Аксинья, приподняв голову больной, поила ее из закопченной алюминиевой кружки.

Глаза матери остекленело и влажно смотрели на подошедшего сына. У дверей стояли милиционеры. Красные околыши на фуражках светились как фонари. Мать перестала глотать, струйки молока потекли по серым бескровным щекам.

Соседка убрала кружку, вытерла больной лицо.

Конвой присел на скрипнувшую деревянную лавку. И только Гладкий продолжал невозмутимо стоять на своих коротких, широко расставленных ногах, обутых в яловые, начищенные до блеска сапоги.

Стриж поправил белый платок, сползший матери на лоб – она откинулась на подушку.
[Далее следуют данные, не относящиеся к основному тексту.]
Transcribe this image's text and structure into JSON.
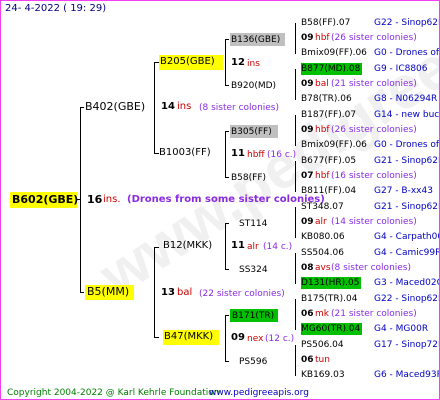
{
  "header": {
    "date_label": "24-  4-2022 ( 19: 29)"
  },
  "watermark": "www.pedigreeapis.org",
  "root": {
    "name": "B602(GBE)",
    "colonies_num": "16",
    "colonies_unit": "ins.",
    "note": "(Drones from some sister colonies)"
  },
  "father": {
    "name": "B402(GBE)",
    "colonies_num": "14",
    "colonies_unit": "ins",
    "note": "(8 sister colonies)"
  },
  "mother": {
    "name": "B5(MM)",
    "colonies_num": "13",
    "colonies_unit": "bal",
    "note": "(22 sister colonies)"
  },
  "gen3": [
    {
      "name": "B205(GBE)",
      "colonies_num": "12",
      "colonies_unit": "ins"
    },
    {
      "name": "B1003(FF)",
      "colonies_num": "11",
      "colonies_unit": "hbff",
      "note": "(16 c.)"
    },
    {
      "name": "B12(MKK)",
      "colonies_num": "11",
      "colonies_unit": "alr",
      "note": "(14 c.)"
    },
    {
      "name": "B47(MKK)",
      "colonies_num": "09",
      "colonies_unit": "nex",
      "note": "(12 c.)"
    }
  ],
  "gen4": [
    {
      "name": "B136(GBE)"
    },
    {
      "name": "B920(MD)"
    },
    {
      "name": "B305(FF)"
    },
    {
      "name": "B58(FF)"
    },
    {
      "name": "ST114"
    },
    {
      "name": "SS324"
    },
    {
      "name": "B171(TR)"
    },
    {
      "name": "PS596"
    }
  ],
  "gen5": [
    {
      "top": "B58(FF).07",
      "top_right": "G22 - Sinop62R",
      "num": "09",
      "unit": "hbf",
      "note": "(26 sister colonies)",
      "bottom": "Bmix09(FF).06",
      "bottom_right": "G0 - Drones of t"
    },
    {
      "top": "B877(MD).08",
      "top_right": "G9 - IC8806",
      "num": "09",
      "unit": "bal",
      "note": "(21 sister colonies)",
      "bottom": "B78(TR).06",
      "bottom_right": "G8 - N06294R"
    },
    {
      "top": "B187(FF).07",
      "top_right": "G14 - new buckfas",
      "num": "09",
      "unit": "hbf",
      "note": "(26 sister colonies)",
      "bottom": "Bmix09(FF).06",
      "bottom_right": "G0 - Drones of t"
    },
    {
      "top": "B677(FF).05",
      "top_right": "G21 - Sinop62R",
      "num": "07",
      "unit": "hbf",
      "note": "(16 sister colonies)",
      "bottom": "B811(FF).04",
      "bottom_right": "G27 - B-xx43"
    },
    {
      "top": "ST348.07",
      "top_right": "G21 - Sinop62R",
      "num": "09",
      "unit": "alr",
      "note": "(14 sister colonies)",
      "bottom": "KB080.06",
      "bottom_right": "G4 - Carpath00R"
    },
    {
      "top": "SS504.06",
      "top_right": "G4 - Camic99R",
      "num": "08",
      "unit": "avs",
      "note": "(8 sister colonies)",
      "bottom": "D131(HR).05",
      "bottom_right": "G3 - Maced02Q"
    },
    {
      "top": "B175(TR).04",
      "top_right": "G22 - Sinop62R",
      "num": "06",
      "unit": "mk",
      "note": "(21 sister colonies)",
      "bottom": "MG60(TR).04",
      "bottom_right": "G4 - MG00R"
    },
    {
      "top": "PS506.04",
      "top_right": "G17 - Sinop72R",
      "num": "06",
      "unit": "tun",
      "note": "",
      "bottom": "KB169.03",
      "bottom_right": "G6 - Maced93R"
    }
  ],
  "footer": {
    "copyright": "Copyright 2004-2022 @ Karl Kehrle Foundation",
    "site": "www.pedigreeapis.org"
  },
  "colors": {
    "yellow_box": "#ffff00",
    "gray_box": "#c0c0c0",
    "green_box": "#00c000",
    "border": "#f040f0",
    "dark_red": "#cc0000",
    "purple": "#8a2be2",
    "blue": "#0000c0",
    "footer_green": "#008000"
  }
}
Синие, с чернотой, губы втянулись в провал беззубого рта.

Странно было видеть, что эта ловкая, вечно хлопочущая женщина лежит неподвижно. Всю жизнь она работала, с детства умела жать вручную рожь и пшеницу, вязала аккуратные снопы.
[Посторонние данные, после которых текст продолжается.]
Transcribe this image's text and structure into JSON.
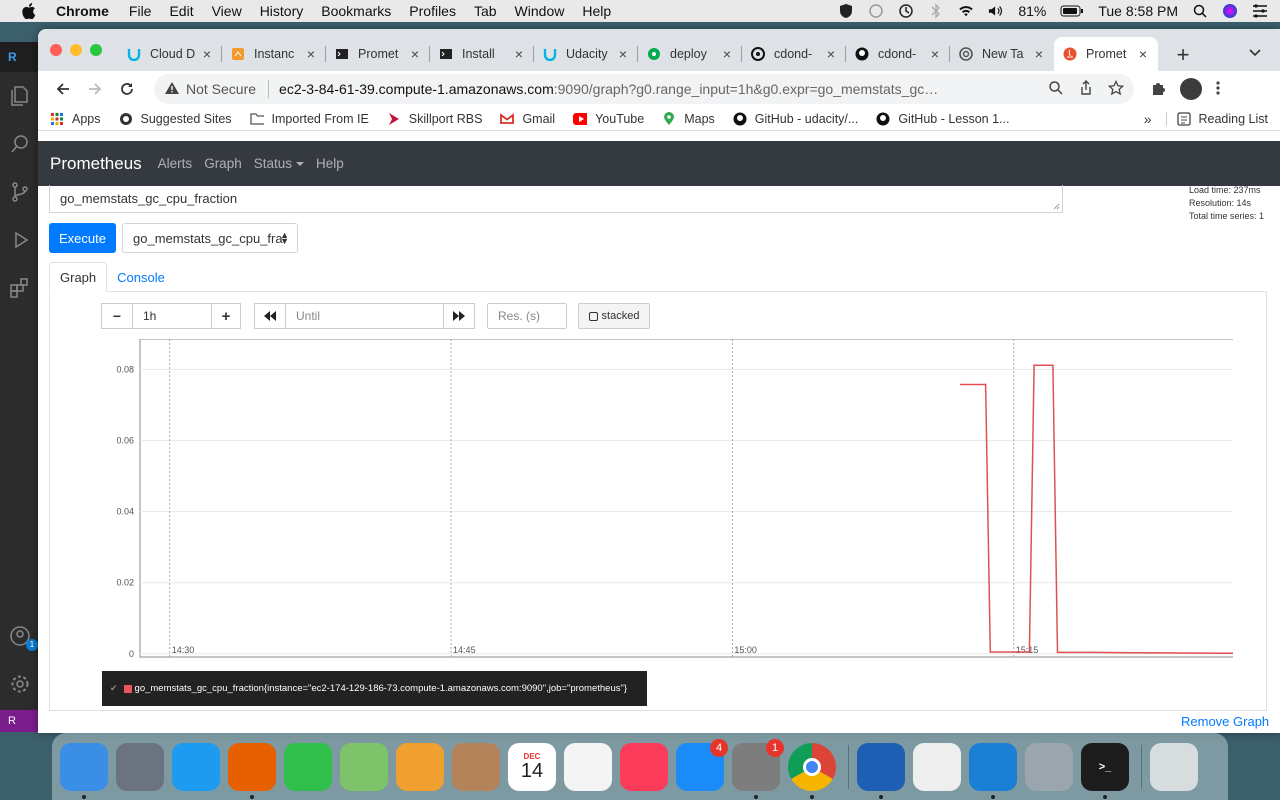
{
  "menubar": {
    "app": "Chrome",
    "items": [
      "File",
      "Edit",
      "View",
      "History",
      "Bookmarks",
      "Profiles",
      "Tab",
      "Window",
      "Help"
    ],
    "battery": "81%",
    "clock": "Tue 8:58 PM"
  },
  "vscode": {
    "top_label": "R",
    "badge": "1",
    "bottom_label": "R"
  },
  "browser": {
    "tabs": [
      {
        "label": "Cloud D",
        "icon": "udacity-icon"
      },
      {
        "label": "Instanc",
        "icon": "aws-icon"
      },
      {
        "label": "Promet",
        "icon": "terminal-icon"
      },
      {
        "label": "Install",
        "icon": "terminal-icon"
      },
      {
        "label": "Udacity",
        "icon": "udacity-icon"
      },
      {
        "label": "deploy",
        "icon": "circleci-icon"
      },
      {
        "label": "cdond-",
        "icon": "circleci-dark-icon"
      },
      {
        "label": "cdond-",
        "icon": "github-icon"
      },
      {
        "label": "New Ta",
        "icon": "chrome-icon"
      },
      {
        "label": "Promet",
        "icon": "prometheus-icon"
      }
    ],
    "security": "Not Secure",
    "url_host": "ec2-3-84-61-39.compute-1.amazonaws.com",
    "url_rest": ":9090/graph?g0.range_input=1h&g0.expr=go_memstats_gc_cpu_fraction...",
    "bookmarks": [
      "Apps",
      "Suggested Sites",
      "Imported From IE",
      "Skillport RBS",
      "Gmail",
      "YouTube",
      "Maps",
      "GitHub - udacity/...",
      "GitHub - Lesson 1..."
    ],
    "bookmarks_more": "»",
    "reading_list": "Reading List"
  },
  "prometheus": {
    "brand": "Prometheus",
    "nav": [
      "Alerts",
      "Graph",
      "Status",
      "Help"
    ],
    "expression": "go_memstats_gc_cpu_fraction",
    "stats": [
      "Load time: 237ms",
      "Resolution: 14s",
      "Total time series: 1"
    ],
    "execute_label": "Execute",
    "metric_select": "go_memstats_gc_cpu_fra",
    "tabs": [
      "Graph",
      "Console"
    ],
    "range": "1h",
    "until_placeholder": "Until",
    "res_placeholder": "Res. (s)",
    "stacked_label": "stacked",
    "minus": "−",
    "plus": "+",
    "legend": "go_memstats_gc_cpu_fraction{instance=\"ec2-174-129-186-73.compute-1.amazonaws.com:9090\",job=\"prometheus\"}",
    "remove_graph": "Remove Graph"
  },
  "chart_data": {
    "type": "line",
    "xlabel": "",
    "ylabel": "",
    "x_ticks": [
      "14:30",
      "14:45",
      "15:00",
      "15:15"
    ],
    "y_ticks": [
      "0",
      "0.02",
      "0.04",
      "0.06",
      "0.08"
    ],
    "xlim": [
      "14:28:25",
      "15:28:30"
    ],
    "ylim": [
      -0.0009,
      0.0886
    ],
    "grid": true,
    "series": [
      {
        "name": "go_memstats_gc_cpu_fraction{instance=\"ec2-174-129-186-73.compute-1.amazonaws.com:9090\",job=\"prometheus\"}",
        "color": "#e05050",
        "points": [
          [
            "15:12:10",
            0.0758
          ],
          [
            "15:13:30",
            0.0758
          ],
          [
            "15:13:45",
            0.0005
          ],
          [
            "15:15:50",
            0.0005
          ],
          [
            "15:16:05",
            0.0812
          ],
          [
            "15:17:05",
            0.0812
          ],
          [
            "15:17:20",
            0.0004
          ],
          [
            "15:19:15",
            0.0004
          ],
          [
            "15:21:10",
            0.0003
          ],
          [
            "15:25:00",
            0.0002
          ],
          [
            "15:28:30",
            0.0001
          ]
        ]
      }
    ]
  },
  "dock": {
    "apps": [
      {
        "name": "finder-icon",
        "label": "",
        "color": "#3a8ee6"
      },
      {
        "name": "launchpad-icon",
        "label": "",
        "color": "#6b7280"
      },
      {
        "name": "safari-icon",
        "label": "",
        "color": "#1d9bf0"
      },
      {
        "name": "firefox-icon",
        "label": "",
        "color": "#e66000"
      },
      {
        "name": "facetime-icon",
        "label": "",
        "color": "#2fbf4a"
      },
      {
        "name": "maps-icon",
        "label": "",
        "color": "#7cc36a"
      },
      {
        "name": "photos-icon",
        "label": "",
        "color": "#f0a030"
      },
      {
        "name": "contacts-icon",
        "label": "",
        "color": "#b5835a"
      },
      {
        "name": "calendar-icon",
        "label": "14",
        "color": "#ffffff"
      },
      {
        "name": "reminders-icon",
        "label": "",
        "color": "#f4f4f4"
      },
      {
        "name": "music-icon",
        "label": "",
        "color": "#fa3c5a"
      },
      {
        "name": "app-store-icon",
        "label": "",
        "color": "#1b8cf7",
        "badge": "4"
      },
      {
        "name": "system-preferences-icon",
        "label": "",
        "color": "#7d7d7d",
        "badge": "1"
      },
      {
        "name": "chrome-icon",
        "label": "",
        "color": "#ffffff"
      },
      {
        "name": "multipass-icon",
        "label": "",
        "color": "#1f5fb3"
      },
      {
        "name": "textedit-icon",
        "label": "",
        "color": "#eeeeee"
      },
      {
        "name": "vscode-icon",
        "label": "",
        "color": "#1c7fd6"
      },
      {
        "name": "keychain-icon",
        "label": "",
        "color": "#9aa5ad"
      },
      {
        "name": "terminal-icon",
        "label": ">_",
        "color": "#1c1c1c"
      },
      {
        "name": "trash-icon",
        "label": "",
        "color": "#d7dcdf"
      }
    ],
    "calendar_month": "DEC"
  }
}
Перед войной Фрося была мобилизована в поселок Шувалово под

Ленинградом, на торфоразработки. В то время там работали девушки со всего тогдашнего СССР. Ленинград отапливался торфом, требовалось его очень много, городские предприятия также работали на торфе.

Война началась внезапно, девчата очутились в блокаде, в холоде и голоде. Две девушки обязаны были нагрузить за день вагон торфа, приходилось работать по семнадцать часов в день, обеденного перерыва хватало лишь на то, чтобы сходить в столовую. Кормили один раз в день похлебкой, кроме того, выдавали в сутки по четвертушке хлеба на человека.
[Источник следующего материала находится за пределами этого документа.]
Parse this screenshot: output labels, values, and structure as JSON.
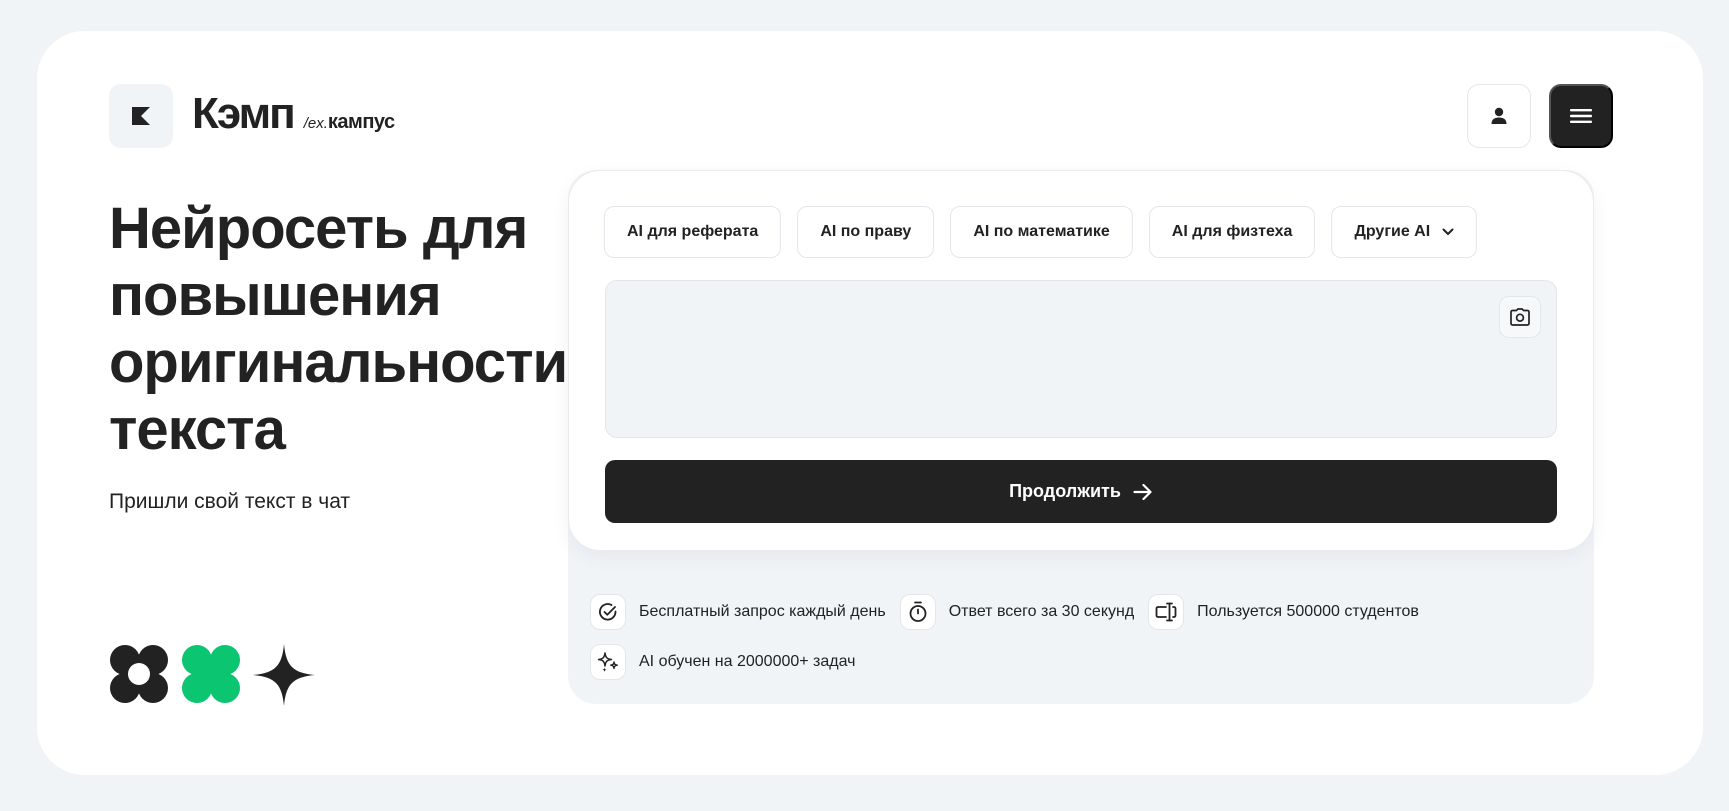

Выходили на работу в снег и дождь. Налетали “юнкерсы”, падали с неба воющие бомбы, женщины прятались в торфяные ямы.

В сумерках возвращались в холодные сырые бараки.

Иногда девушек посылали рыть противотанковые рвы, а вражеский самолет кружил над ними, сбрасывал листовки. Для полуграмотных девчат немецкие специалисты по пропаганде сочинили частушки:

/

Ленинградские матрёшки, протяните скоро ножки.

Готовьте для баланды ложки – сегодня не будет бомбежки!

Ленинградские дамочки, ройте глубже ямочки.

Через ваши ямки прыгают наши танки!

/

Но женщины строили укрепления на совесть и фашистские танки к

Ленинграду не прорвались.

На торфоразработках каждый день умирало несколько человек. Выжили самые выносливые, среди них двадцатилетняя Фрося, к ней хорошо относился повар столовой, подкармливал…

После прорыва блокады, опять-таки с помощью повара, устроилась горничной в гостиницу “Октябрьская”. Вася родился уже в сорок девятом. Некоторое время Фрося была в домработницах у большого ленинградского начальника. Васю поместили в интернат, мать работала без выходных, ей запретили встречаться с подругами. Чтобы она не могла ничем заразиться и заразить хозяйских детей, ей было запрещено ходить в кино и ездить в трамвае. После возвращения из магазина с продуктами, она мылась в закутке для прислуги.

Так жить было невозможно, и Фрося вернулась из Ленинграда в поселок.. Снова пошла в колхоз: полола рожь, веяла зерно на току, тяпала свеклу.

Бабы судачили: Вася родился у “бляди ленинградской” от Прохора

Самсоновича. Недолюбливали Стрижову: она говорила по-городскому, не

“чавокала” и не “почямукала”, хотя так же работала за трудодни, или, как тогда говорили – за “палочки”.

В районном ДК каждую осень устраивались сельскохозяйственные выставки, проходили собрания ударников. Первый вручал передовикам грамоты, ценные подарки: для женщин отрезы крепдешина, мужчинам – хромовые сапоги. Позже, когда колхозы стали финансироваться государством, ударницам вручали хрустальные вазы. Лучшая свекловичница колхоза “Путь к коммунизму” Ефросинья Стрижова каждый год выходила на сцену, после того, как ведущий объявлял ее имя.

Темные ладони, выглядывающие из рукавов серой кофты, странное лицо с потупленным взглядом. Однажды, получив грамоту и вазу, невысокого роста женщина, по привычке сгорбатившись, поклонилась Прохору

Самсоновичу, словно старинному барину. И все же поклон был не глубокий, не крестьянский, а короткий, колхозный.

Сходя со сцены по крутым ступенькам, Стрижова споткнулась – ваза выскользнула из ее рук, упала с двухметровой высоты в зал, с хрустом разбилась.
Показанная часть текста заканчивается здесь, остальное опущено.